Using a double integral, find the volume of the solid that's bounded by the cylinder z=x^2 and below by the region enclosed by the parabola y=2-x^2 and the line y=x
To find the volume of the solid bounded by the given surfaces using a double integral, we need to set up the integral for the volume.
First, let's find the limits of integration for the two variables, x and y.
Since the solid is bounded by the cylinder z = x^2, the limits of x and y are determined by the intersection of the parabola y = 2 - x^2 and the line y = x.
Setting these two equations equal to each other, we have:
2 - x^2 = x
Rearranging the equation, we get:
x^2 + x - 2 = 0
Factoring the equation, we have:
(x + 2)(x - 1) = 0
So, x = -2 or x = 1.
Since y = x, the limits of y are determined by these x values.

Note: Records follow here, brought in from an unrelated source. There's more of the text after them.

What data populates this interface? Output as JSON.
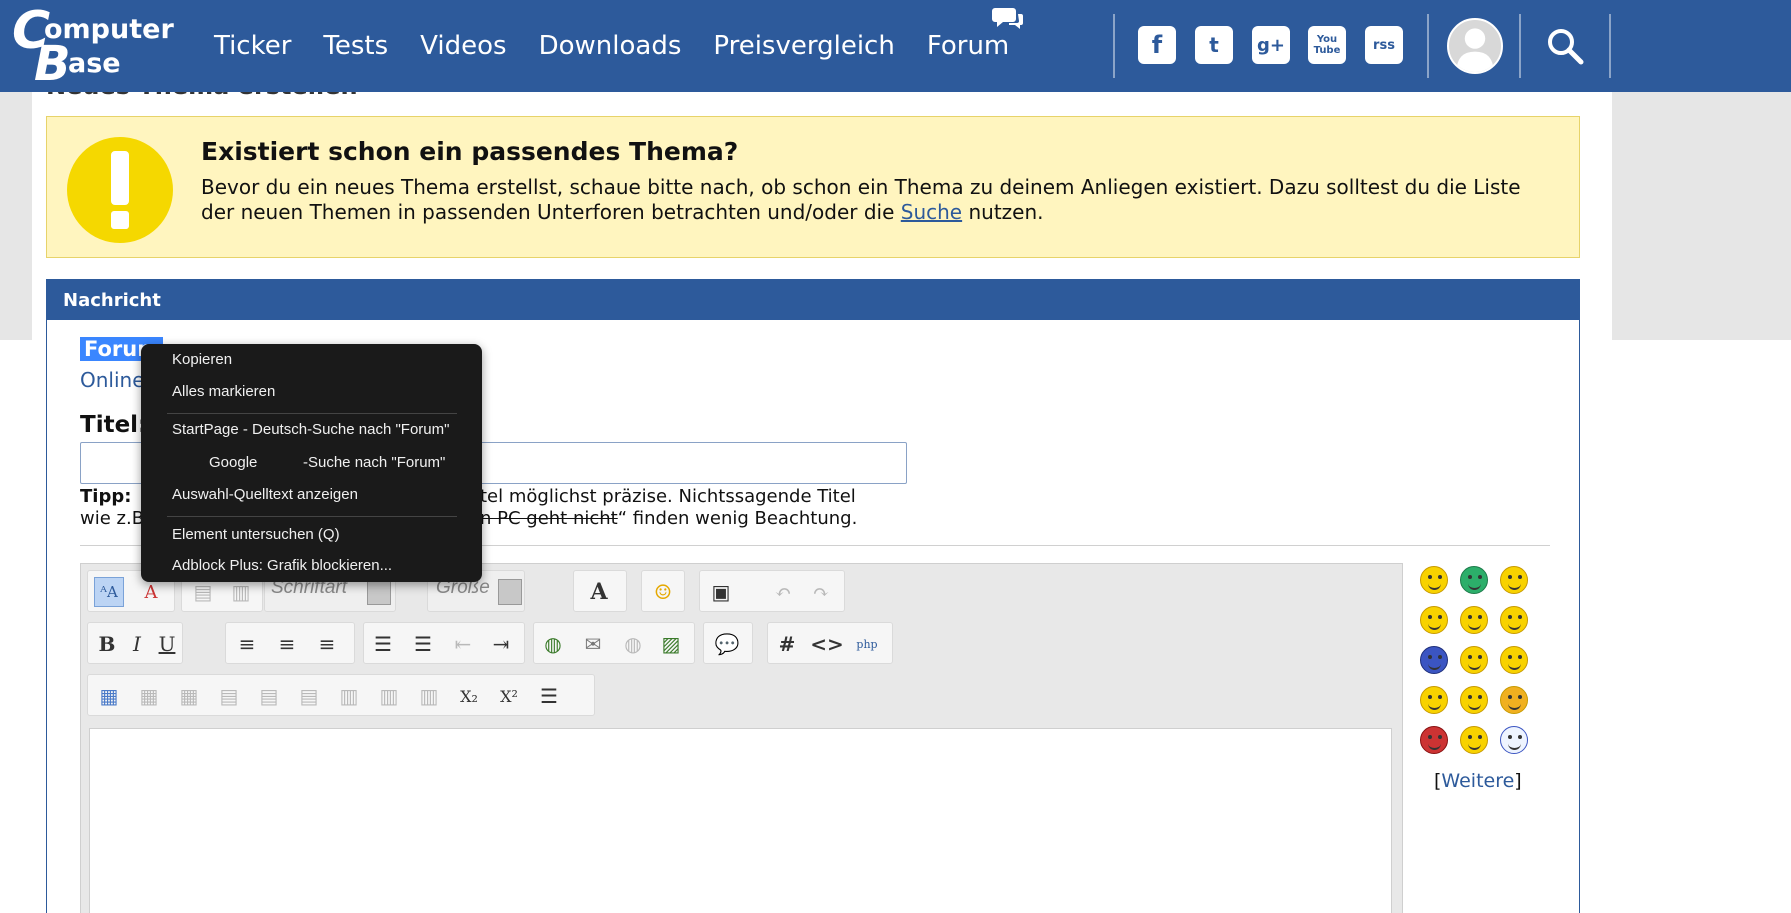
{
  "header": {
    "logo_text": "Computer Base",
    "nav": [
      {
        "label": "Ticker"
      },
      {
        "label": "Tests"
      },
      {
        "label": "Videos"
      },
      {
        "label": "Downloads"
      },
      {
        "label": "Preisvergleich"
      },
      {
        "label": "Forum"
      }
    ],
    "social_icons": [
      "facebook-icon",
      "twitter-icon",
      "google-plus-icon",
      "youtube-icon",
      "rss-icon"
    ],
    "social_labels": [
      "f",
      "t",
      "g+",
      "You Tube",
      "rss"
    ],
    "brand_color": "#2d5a9b"
  },
  "page": {
    "title": "Neues Thema erstellen"
  },
  "notice": {
    "heading": "Existiert schon ein passendes Thema?",
    "text_before_link": "Bevor du ein neues Thema erstellst, schaue bitte nach, ob schon ein Thema zu deinem Anliegen existiert. Dazu solltest du die Liste der neuen Themen in passenden Unterforen betrachten und/oder die ",
    "link": "Suche",
    "text_after_link": " nutzen."
  },
  "panel": {
    "heading": "Nachricht",
    "selected_text": "Forum",
    "online_text": "Online",
    "title_label": "Titel:",
    "title_value": "",
    "tipp_label": "Tipp:",
    "tipp_line1_visible": "tel möglichst präzise. Nichtssagende Titel",
    "tipp_line2_start": "wie z.B",
    "tipp_line2_strike": "n PC geht nicht",
    "tipp_line2_end": "“ finden wenig Beachtung."
  },
  "editor": {
    "font_placeholder": "Schriftart",
    "size_placeholder": "Größe",
    "bold": "B",
    "italic": "I",
    "underline": "U",
    "hash": "#",
    "code": "<>",
    "font_color": "A",
    "sub": "X₂",
    "sup": "X²",
    "more_smileys": "Weitere"
  },
  "context_menu": {
    "items": [
      {
        "label": "Kopieren",
        "accesskey": "K"
      },
      {
        "label": "Alles markieren",
        "accesskey": "m"
      },
      {
        "label": "StartPage - Deutsch-Suche nach \"Forum\"",
        "accesskey": "S"
      },
      {
        "label_prefix": "Google",
        "label_suffix": "-Suche nach \"Forum\""
      },
      {
        "label": "Auswahl-Quelltext anzeigen",
        "accesskey": "A"
      },
      {
        "label": "Element untersuchen (Q)",
        "accesskey": "Q"
      },
      {
        "label": "Adblock Plus: Grafik blockieren..."
      }
    ]
  }
}
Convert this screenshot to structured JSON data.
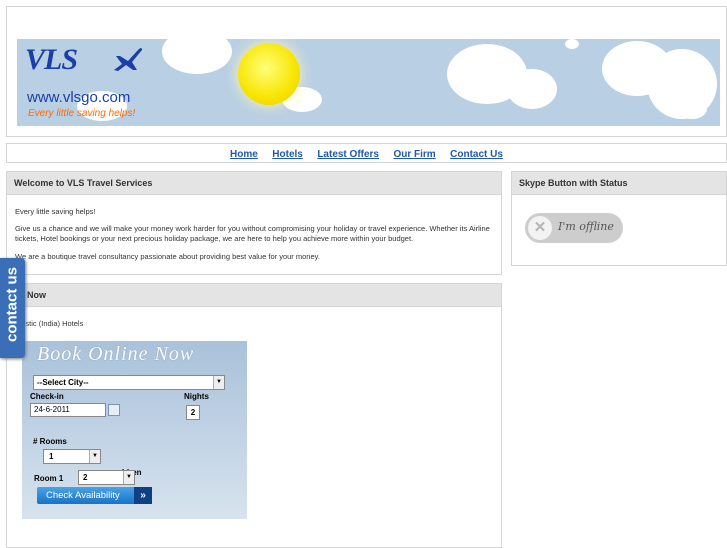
{
  "header": {
    "logo_text": "VLS",
    "site_url": "www.vlsgo.com",
    "tagline": "Every little saving helps!"
  },
  "nav": {
    "items": [
      "Home",
      "Hotels",
      "Latest Offers",
      "Our Firm",
      "Contact Us"
    ]
  },
  "welcome": {
    "title": "Welcome to VLS Travel Services",
    "line1": "Every little saving helps!",
    "line2": "Give us a chance and we will make your money work harder for you without compromising your holiday or travel experience. Whether its Airline tickets, Hotel bookings or your next precious holiday package, we are here to help you achieve more within your budget.",
    "line3": "We are a boutique travel consultancy passionate about providing best value for your money."
  },
  "book": {
    "title": "ok Now",
    "subtitle": "mestic (India) Hotels",
    "widget_title": "Book Online Now",
    "city_select": "--Select City--",
    "checkin_label": "Check-in",
    "checkin_value": "24-6-2011",
    "nights_label": "Nights",
    "nights_value": "2",
    "rooms_label": "# Rooms",
    "rooms_value": "1",
    "children_label": "ldren",
    "room1_label": "Room 1",
    "room1_value": "2",
    "check_button": "Check Availability"
  },
  "skype": {
    "title": "Skype Button with Status",
    "status": "I'm offline"
  },
  "contact_tab": "contact us",
  "colors": {
    "nav_link": "#1e5aa8",
    "banner_bg": "#b9cfe4",
    "contact_tab": "#3a6fb8",
    "tagline": "#ff6a00"
  }
}
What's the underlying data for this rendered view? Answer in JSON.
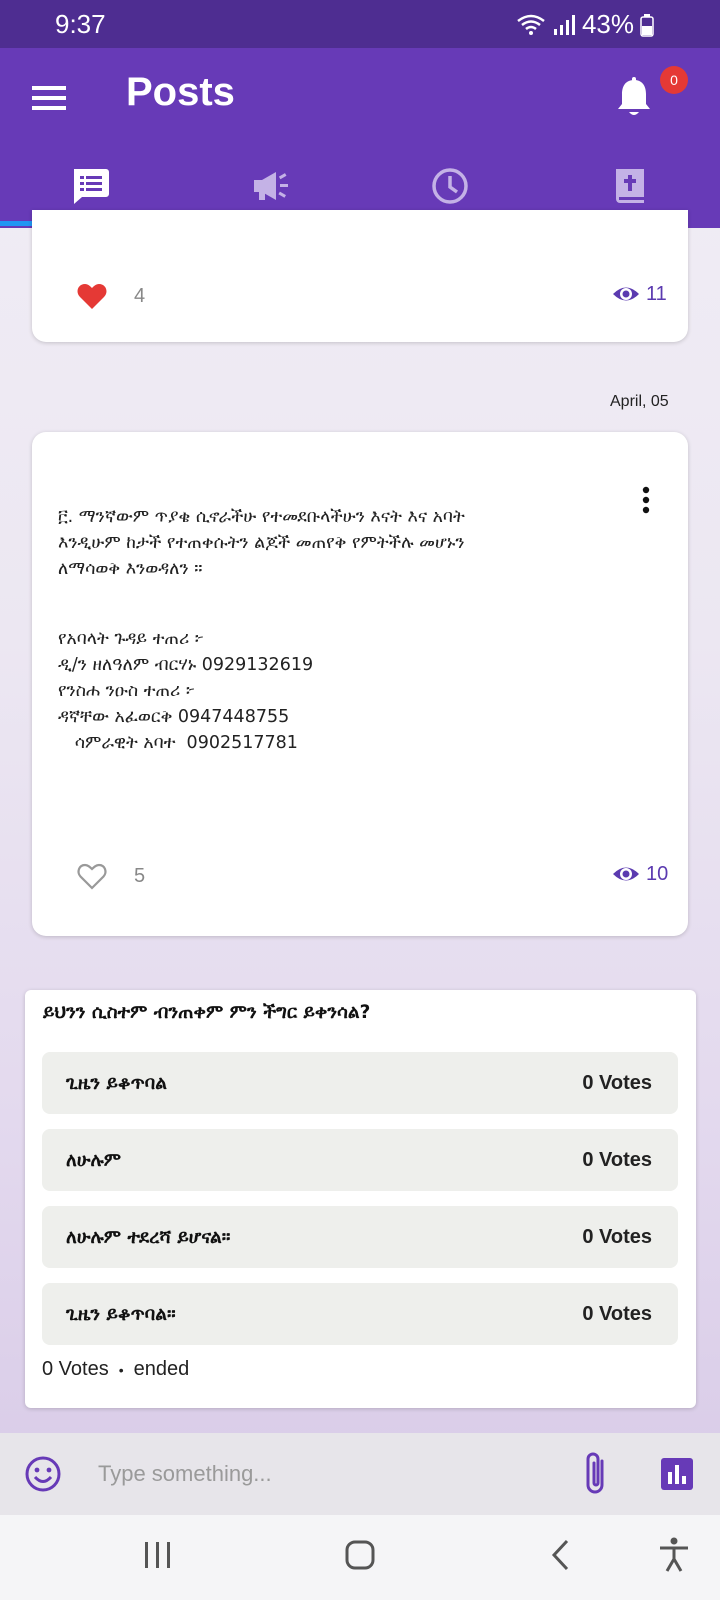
{
  "status_bar": {
    "time": "9:37",
    "battery": "43%"
  },
  "app_bar": {
    "title": "Posts",
    "notification_count": "0",
    "tabs": [
      {
        "icon": "feed-icon",
        "active": true
      },
      {
        "icon": "megaphone-icon",
        "active": false
      },
      {
        "icon": "clock-icon",
        "active": false
      },
      {
        "icon": "bible-book-icon",
        "active": false
      }
    ]
  },
  "posts": [
    {
      "likes": "4",
      "liked": true,
      "views": "11"
    },
    {
      "date": "April, 05",
      "body": "፫. ማንኛውም ጥያቄ ሲኖራችሁ የተመደቡላችሁን እናት እና አባት\nእንዲሁም ከታች የተጠቀሱትን ልጆች መጠየቅ የምትችሉ መሆኑን\nለማሳወቅ እንወዳለን ።",
      "contacts": "የአባላት ጉዳይ ተጠሪ ፦\nዲ/ን ዘለዓለም ብርሃኑ 0929132619\nየንስሐ ንዑስ ተጠሪ ፦\nዳኛቸው አፈወርቅ 0947448755\n   ሳምራዊት አባተ  0902517781",
      "likes": "5",
      "liked": false,
      "views": "10"
    }
  ],
  "poll": {
    "question": "ይህንን ሲስተም ብንጠቀም ምን ችግር ይቀንሳል?",
    "options": [
      {
        "label": "ጊዜን ይቆጥባል",
        "votes": "0 Votes"
      },
      {
        "label": "ለሁሉም",
        "votes": "0 Votes"
      },
      {
        "label": "ለሁሉም ተደረሻ ይሆናል።",
        "votes": "0 Votes"
      },
      {
        "label": "ጊዜን ይቆጥባል።",
        "votes": "0 Votes"
      }
    ],
    "total_votes": "0 Votes",
    "separator": "•",
    "state": "ended"
  },
  "composer": {
    "placeholder": "Type something..."
  },
  "colors": {
    "primary": "#673ab7",
    "status_bar": "#4e2d91",
    "accent_indicator": "#2196f3",
    "like_red": "#e53935",
    "views_purple": "#5b3ab0"
  }
}
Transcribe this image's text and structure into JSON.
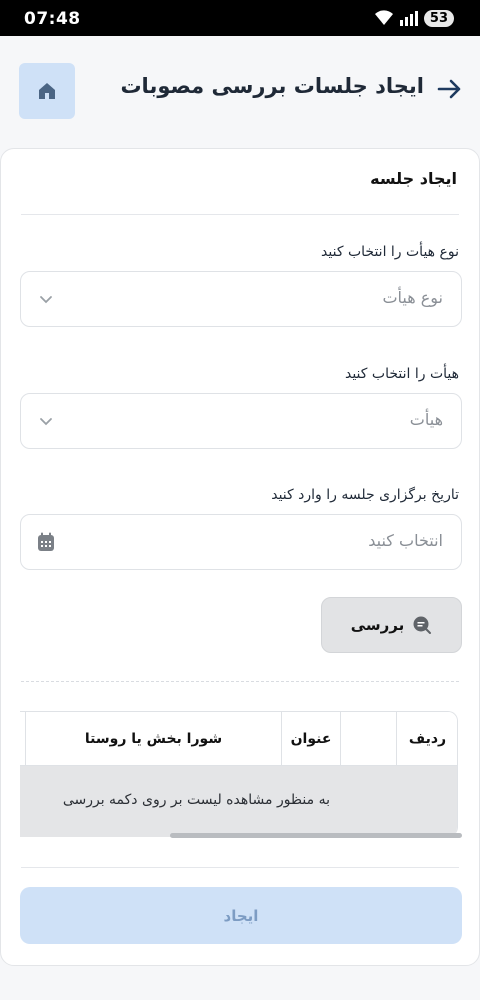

Next, let's set up the integral in terms of x and y for the volume of the solid.
The volume V is given by:
V = ∬(R) f(x, y) dA
where R is the region enclosed by the parabola y = 2 - x^2 and the line y = x, and f(x, y) = x^2.
To evaluate this integral, we need to switch the order of integration to make the calculation easier:
V = ∫[a, b] ∫[g(x), h(x)] x^2 dy dx
where a = -2, b = 1, and g(x) = x, h(x) = 2 - x^2.
Now, let's calculate the inner integral with respect to y:
∫[g(x), h(x)] x^2 dy = x^2 ∫[x, 2 - x^2] dy
= x^2 * (2-x^2 - x)
= x^2 (2 - 2x^2 - x)
= 2x^2 - 2x^4 - x^3
Finally, we integrate the result with respect to x:
V = ∫[a, b] (2x^2 - 2x^4 - x^3) dx
= [2/3 x^3 - 2/5 x^5 - 1/4 x^4] from -2 to 1
Calculating this expression, we get:
V = [(2/3 - 2/5 - 1/4) - (8/3 - 16/5 + 16/4)]
V = [(-1/60) - (256/60)]
V = -257/60
Therefore, the volume of the solid bounded by the given surfaces is -257/60.